People in Iqaluit haven’t been able to drink their tap water for almost a month, after fuel was found to be contaminating a holding tank in the city’s water treatment plant.
Along with an investigation and cleanup process, the city has rented a monitoring system manufactured by a company called s::can, Geoffrey Byrne, a spokesperson for the city, confirmed. It was installed Oct. 22.
The system uses light to detect contaminants, says Benoit Barbeau, a professor in the civil mining and geological engineering department at Polytechnique Montréal.
Barbeau specializes in drinking water treatment and is familiar with the s::can system.
“If you have a light going across water, black light will interact with the compounds which are in the water and a portion of the light will be absorbed. It will not go through … the water sample,” he said. “Therefore, the more you absorb, the more there’s [a] presence of different compounds.”
Depending on what wavelength of light is being absorbed, the system can correlate it to the presence of different types of contaminants, he said.
“For example, if you have a contamination with gasoline, the light interference will be different than if it’s diesel [or] if it’s wastewater coming through.… So we can [see] we have a signal that’s abnormal,” he said.
When it comes to diesel, the contaminant suspected to have infiltrated Iqaluit’s water treatment plant last month, that signal would come through well below the threshold set by the federal government’s Guidelines for Canadian Drinking Water Quality.
That threshold for diesel, which is is classified as an F2 hydrocarbon, is 390 mg/l.
“We have tested eight companies selling oil sensors in water (including s::can),” said Barbeau. “Diesel was detectable at 0.025-0.05 mg/l … so in short, yes, 390 mg/l would be detected for sure.”
Barbeau said it’s a “big deal” that technology like the one used by the s::can system can analyze water in real time without samples needing to be sent to a lab.
While he said it’s unusual for a city to use a real-time monitoring system for its water supply, due in large part to the cost of the system and it being a relatively new product, he thinks the City of Iqaluit made a good choice in bringing it in.
“They were proactive,” he said. “It’s the future of monitoring water treatment.”
However, the city must properly maintain the system and figure out a way to make the most of its technology.
“When you put that system in place, you need someone to take care of it. It’s like a car — you need to put gasoline in it, you need to change a tire, so there’s a cost of operation,” Barbeau said.
“Another challenge is that they generate a lot of data.”
The s::can system will generate not only one measurement, but an entire “absorbance profile” Barbeau explained, a signal measured in real time.

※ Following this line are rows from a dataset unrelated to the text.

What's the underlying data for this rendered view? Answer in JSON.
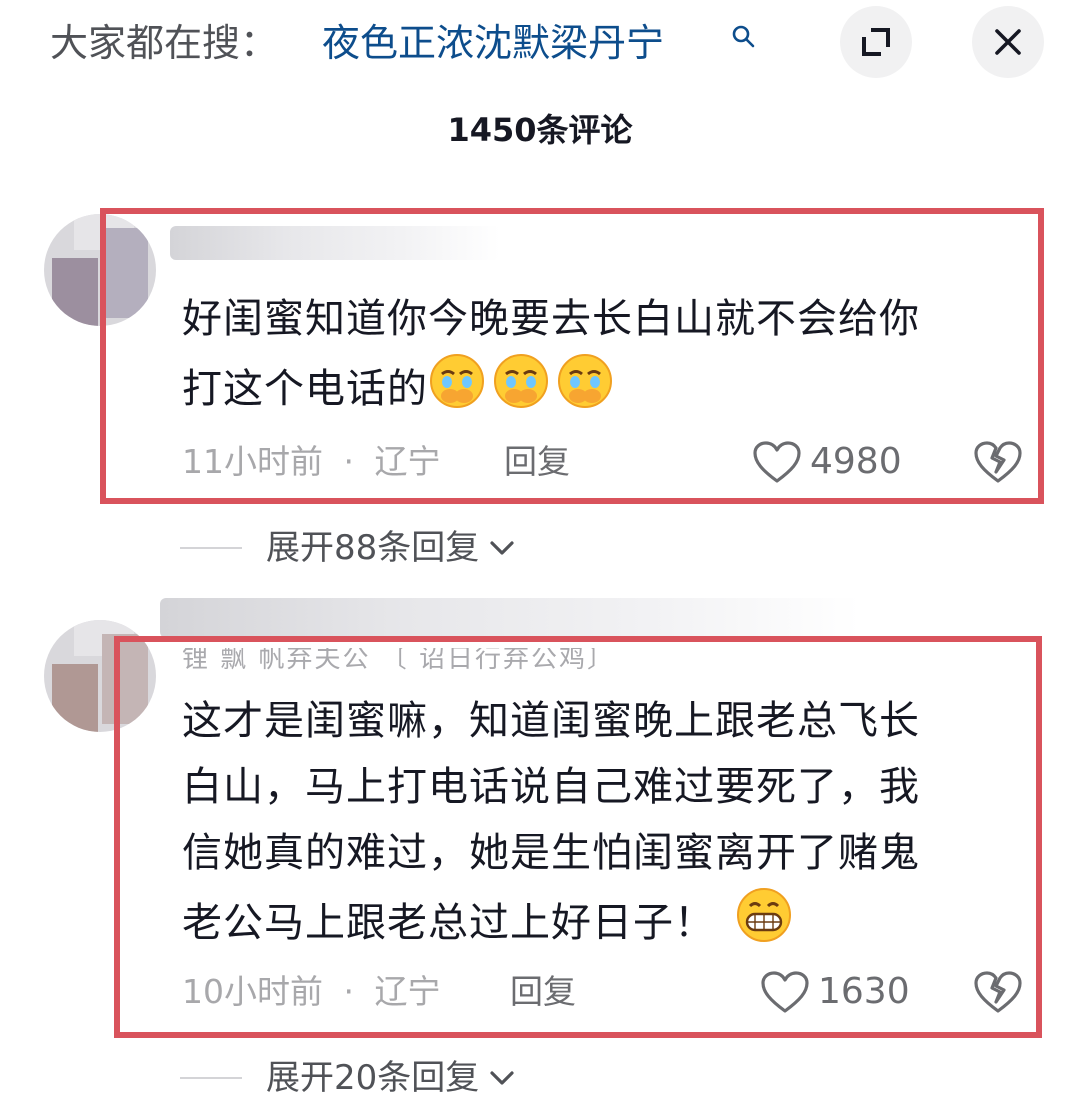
{
  "header": {
    "search_prefix": "大家都在搜：",
    "search_term": "夜色正浓沈默梁丹宁",
    "icons": {
      "search_term": "search-icon",
      "expand": "expand-icon",
      "close": "close-icon"
    },
    "comment_count": "1450条评论"
  },
  "colors": {
    "search_term": "#0d4d8c",
    "highlight": "#d9535c",
    "text": "#161823",
    "meta": "#a8a8ab"
  },
  "comments": [
    {
      "text_line1": "好闺蜜知道你今晚要去长白山就不会给你",
      "text_line2": "打这个电话的",
      "emojis": [
        "crying-emoji",
        "crying-emoji",
        "crying-emoji"
      ],
      "time": "11小时前",
      "location": "辽宁",
      "separator": "·",
      "reply_label": "回复",
      "likes": "4980",
      "expand_label": "展开88条回复"
    },
    {
      "username_partial": "锂  飘    帆弃夫公     〔  诏日行弃公鸡〕",
      "text_lines": [
        "这才是闺蜜嘛，知道闺蜜晚上跟老总飞长",
        "白山，马上打电话说自己难过要死了，我",
        "信她真的难过，她是生怕闺蜜离开了赌鬼",
        "老公马上跟老总过上好日子！"
      ],
      "emojis": [
        "grinning-emoji"
      ],
      "time": "10小时前",
      "location": "辽宁",
      "separator": "·",
      "reply_label": "回复",
      "likes": "1630",
      "expand_label": "展开20条回复"
    }
  ]
}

“Every second you have information, so after a year of operation, that’s a lot of information. We need to develop artificial intelligence in order to [monitor] all that information that we’re generating, because it’s overwhelming,” he said.
City staff did not respond to questions from Nunatsiaq News about the cost of renting the system, how long it plans to rent it or who is responsible for maintaining it and interpreting the data it generates.
City council’s Nov. 5 agenda package, however, lists a $29,000 line item described as an s::can rental. It is unclear if this amount includes all costs associated with the system, such as installation, shipping or tutorial fees.
City of Iqaluit chief administrative officer Amy Elgersma told city council on Nov. 2 that the plan is to publish results from the real-time monitoring system on the city’s website on a weekly basis.
She also told council that day that the city had submitted a report to Dr. Michael Patterson, Nunavut’s chief public health officer, to certify the city’s water quality now meets Canadian health standards. Patterson will be responsible for deciding whether to lift the order to not consume Iqaluit’s drinking water.
It’s not clear whether the s::can hydrocarbon monitoring data is included in the report.
On Nov. 6, the Department of Health announced it hired a third party to review the report. Health officials expect that review to be complete late this week.